OpenAI has filed a motion to dismiss two similar lawsuits from book authors, and is essentially saying the plaintiffs don’t really understand copyright infringement.
The motion to dismiss, filed at a US district court in California, marks OpenAI’s first attempt at trying to throw out legal cases aimed at the company for alleged copyright violation. OpenAI claims that the authors “misconceive the scope of copyright, failing to take into account the limitations and exceptions (including fair use) that properly leave room for innovations like the large language models now at the forefront of artificial intelligence.”
Authors sue ChatGPT
This year, two nearly identical class-action lawsuits filed back-to-back saw two book authors suing OpenAI for allegedly violating copyright infringement.
The first lawsuit, filed by Sarah Silverman, Richard Kadrey, and Christopher Golden in early July, alleges that OpenAI “illegally” trained on their copyrighted works without their consent or credit. The second lawsuit, filed by authors Paul Tremblay and Mona Awad, carries a similar allegation.

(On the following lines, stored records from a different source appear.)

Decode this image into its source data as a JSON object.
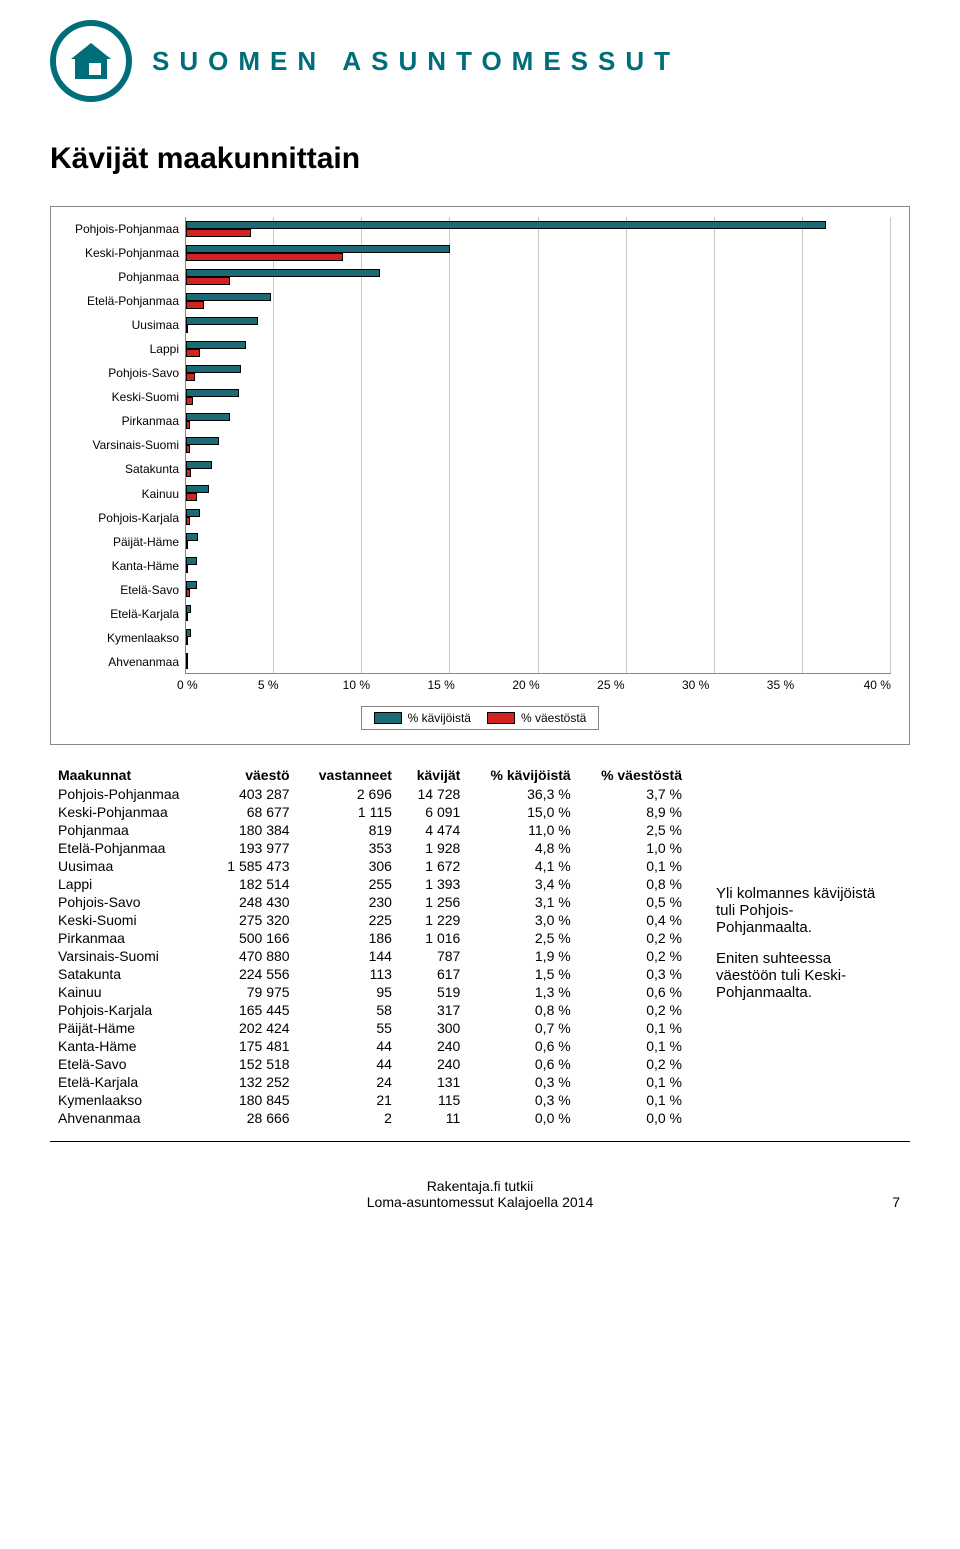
{
  "brand": "SUOMEN ASUNTOMESSUT",
  "title": "Kävijät maakunnittain",
  "chart": {
    "type": "bar-horizontal-grouped",
    "xmin": 0,
    "xmax": 40,
    "xtick_step": 5,
    "xtick_labels": [
      "0 %",
      "5 %",
      "10 %",
      "15 %",
      "20 %",
      "25 %",
      "30 %",
      "35 %",
      "40 %"
    ],
    "series": [
      {
        "name": "% kävijöistä",
        "color": "#1a6b76"
      },
      {
        "name": "% väestöstä",
        "color": "#d22222"
      }
    ],
    "categories": [
      {
        "label": "Pohjois-Pohjanmaa",
        "v1": 36.3,
        "v2": 3.7
      },
      {
        "label": "Keski-Pohjanmaa",
        "v1": 15.0,
        "v2": 8.9
      },
      {
        "label": "Pohjanmaa",
        "v1": 11.0,
        "v2": 2.5
      },
      {
        "label": "Etelä-Pohjanmaa",
        "v1": 4.8,
        "v2": 1.0
      },
      {
        "label": "Uusimaa",
        "v1": 4.1,
        "v2": 0.1
      },
      {
        "label": "Lappi",
        "v1": 3.4,
        "v2": 0.8
      },
      {
        "label": "Pohjois-Savo",
        "v1": 3.1,
        "v2": 0.5
      },
      {
        "label": "Keski-Suomi",
        "v1": 3.0,
        "v2": 0.4
      },
      {
        "label": "Pirkanmaa",
        "v1": 2.5,
        "v2": 0.2
      },
      {
        "label": "Varsinais-Suomi",
        "v1": 1.9,
        "v2": 0.2
      },
      {
        "label": "Satakunta",
        "v1": 1.5,
        "v2": 0.3
      },
      {
        "label": "Kainuu",
        "v1": 1.3,
        "v2": 0.6
      },
      {
        "label": "Pohjois-Karjala",
        "v1": 0.8,
        "v2": 0.2
      },
      {
        "label": "Päijät-Häme",
        "v1": 0.7,
        "v2": 0.1
      },
      {
        "label": "Kanta-Häme",
        "v1": 0.6,
        "v2": 0.1
      },
      {
        "label": "Etelä-Savo",
        "v1": 0.6,
        "v2": 0.2
      },
      {
        "label": "Etelä-Karjala",
        "v1": 0.3,
        "v2": 0.1
      },
      {
        "label": "Kymenlaakso",
        "v1": 0.3,
        "v2": 0.1
      },
      {
        "label": "Ahvenanmaa",
        "v1": 0.0,
        "v2": 0.0
      }
    ],
    "grid_color": "#c8c8c8",
    "border_color": "#888888",
    "label_fontsize": 12
  },
  "table": {
    "columns": [
      "Maakunnat",
      "väestö",
      "vastanneet",
      "kävijät",
      "% kävijöistä",
      "% väestöstä"
    ],
    "rows": [
      [
        "Pohjois-Pohjanmaa",
        "403 287",
        "2 696",
        "14 728",
        "36,3 %",
        "3,7 %"
      ],
      [
        "Keski-Pohjanmaa",
        "68 677",
        "1 115",
        "6 091",
        "15,0 %",
        "8,9 %"
      ],
      [
        "Pohjanmaa",
        "180 384",
        "819",
        "4 474",
        "11,0 %",
        "2,5 %"
      ],
      [
        "Etelä-Pohjanmaa",
        "193 977",
        "353",
        "1 928",
        "4,8 %",
        "1,0 %"
      ],
      [
        "Uusimaa",
        "1 585 473",
        "306",
        "1 672",
        "4,1 %",
        "0,1 %"
      ],
      [
        "Lappi",
        "182 514",
        "255",
        "1 393",
        "3,4 %",
        "0,8 %"
      ],
      [
        "Pohjois-Savo",
        "248 430",
        "230",
        "1 256",
        "3,1 %",
        "0,5 %"
      ],
      [
        "Keski-Suomi",
        "275 320",
        "225",
        "1 229",
        "3,0 %",
        "0,4 %"
      ],
      [
        "Pirkanmaa",
        "500 166",
        "186",
        "1 016",
        "2,5 %",
        "0,2 %"
      ],
      [
        "Varsinais-Suomi",
        "470 880",
        "144",
        "787",
        "1,9 %",
        "0,2 %"
      ],
      [
        "Satakunta",
        "224 556",
        "113",
        "617",
        "1,5 %",
        "0,3 %"
      ],
      [
        "Kainuu",
        "79 975",
        "95",
        "519",
        "1,3 %",
        "0,6 %"
      ],
      [
        "Pohjois-Karjala",
        "165 445",
        "58",
        "317",
        "0,8 %",
        "0,2 %"
      ],
      [
        "Päijät-Häme",
        "202 424",
        "55",
        "300",
        "0,7 %",
        "0,1 %"
      ],
      [
        "Kanta-Häme",
        "175 481",
        "44",
        "240",
        "0,6 %",
        "0,1 %"
      ],
      [
        "Etelä-Savo",
        "152 518",
        "44",
        "240",
        "0,6 %",
        "0,2 %"
      ],
      [
        "Etelä-Karjala",
        "132 252",
        "24",
        "131",
        "0,3 %",
        "0,1 %"
      ],
      [
        "Kymenlaakso",
        "180 845",
        "21",
        "115",
        "0,3 %",
        "0,1 %"
      ],
      [
        "Ahvenanmaa",
        "28 666",
        "2",
        "11",
        "0,0 %",
        "0,0 %"
      ]
    ]
  },
  "sidenote": {
    "p1": "Yli kolmannes kävijöistä tuli Pohjois-Pohjanmaalta.",
    "p2": "Eniten suhteessa väestöön tuli Keski-Pohjanmaalta."
  },
  "footer": {
    "line1": "Rakentaja.fi tutkii",
    "line2": "Loma-asuntomessut Kalajoella 2014",
    "page": "7"
  }
}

For Silverman, she alleges that her copyrighted novel The Bedwetter was used to train ChatGPT and other AI models without her permission.
OpenAI, ChatGPT, and copyright
OpenAI says that in the US, “the constitutional purpose of copyright is to ‘promote the Progress of Science and Useful Arts’.” The company cites from past notable copyright battles involving Big Tech – including Oracle, Sony and Google – highlighting that in some cases, using copyrighted material in “transformative ways” does not violate copyright.
“These are key legal principles upon which countless of artificial intelligence products have been developed by a wide array of technology companies,” OpenAI wrote.
Further, OpenAI also challenges the book authors’ use of the term “derivative work” in describing ChatGPT’s outputs. OpenAI states that not every single answer that ChatGPT produces necessarily infringes on a “derivative work.”
OpenAI asks that if ChatGPT’s responses to simple ‘Yes’ or ‘No’ questions, or general knowledge questions such as ‘the name of the President of the United States’, or describing the plot of Homer’s The Iliad – does that mean ChatGPT has infringed upon millions of texts in existence?
“The plaintiff’s theory is simply incorrect, and would be unworkable were it not… that is not how copyright law works,” OpenAI explains.
OpenAI also claims that the authors fail to provide solid proof that ChatGPT copied their works word-for-word. The company argues that in copyright infringement lawsuits, proof of “substantial similarity” is an important hallmark in determining whether or not A plagiarised from B.
Thus, “if a defendant’s work is not ‘substantially similar’ to an original, it is neither a ‘copy’ nor a ‘derivative work’ for purposes of Section 106 [of US copyright law],” argued OpenAI.
Copyright infringement and “ideas”
Perhaps the most bizarre part of OpenAI’s motion to dismiss, is that it’s attempting to convince the judge that copyright laws “don’t protect ideas, facts, or language.”
“Copyright protects the particular way an author expresses an idea – not the underlying idea itself, facts embodied within the author’s articulated message, or building blocks of creative expression,” OpenAI argues.
In both cases, OpenAI says that the authors registered copyright for their specific books. However, elements that cannot be copyrighted are “word frequencies, syntactic patterns, and thematic markers” – they’re “simply beyond the scope of protection,” the company argues.
AI and creatives don’t get along
Creatives have long expressed strong disdain towards large language models (LLMs). Hollywood’s actors and writers – who currently remain on strike – have also highlighted AI’s infringement upon the creative industry as a priority concern that needs to be addressed by studios and streamers.
Do OpenAI’s arguments hold water? The judge will decide.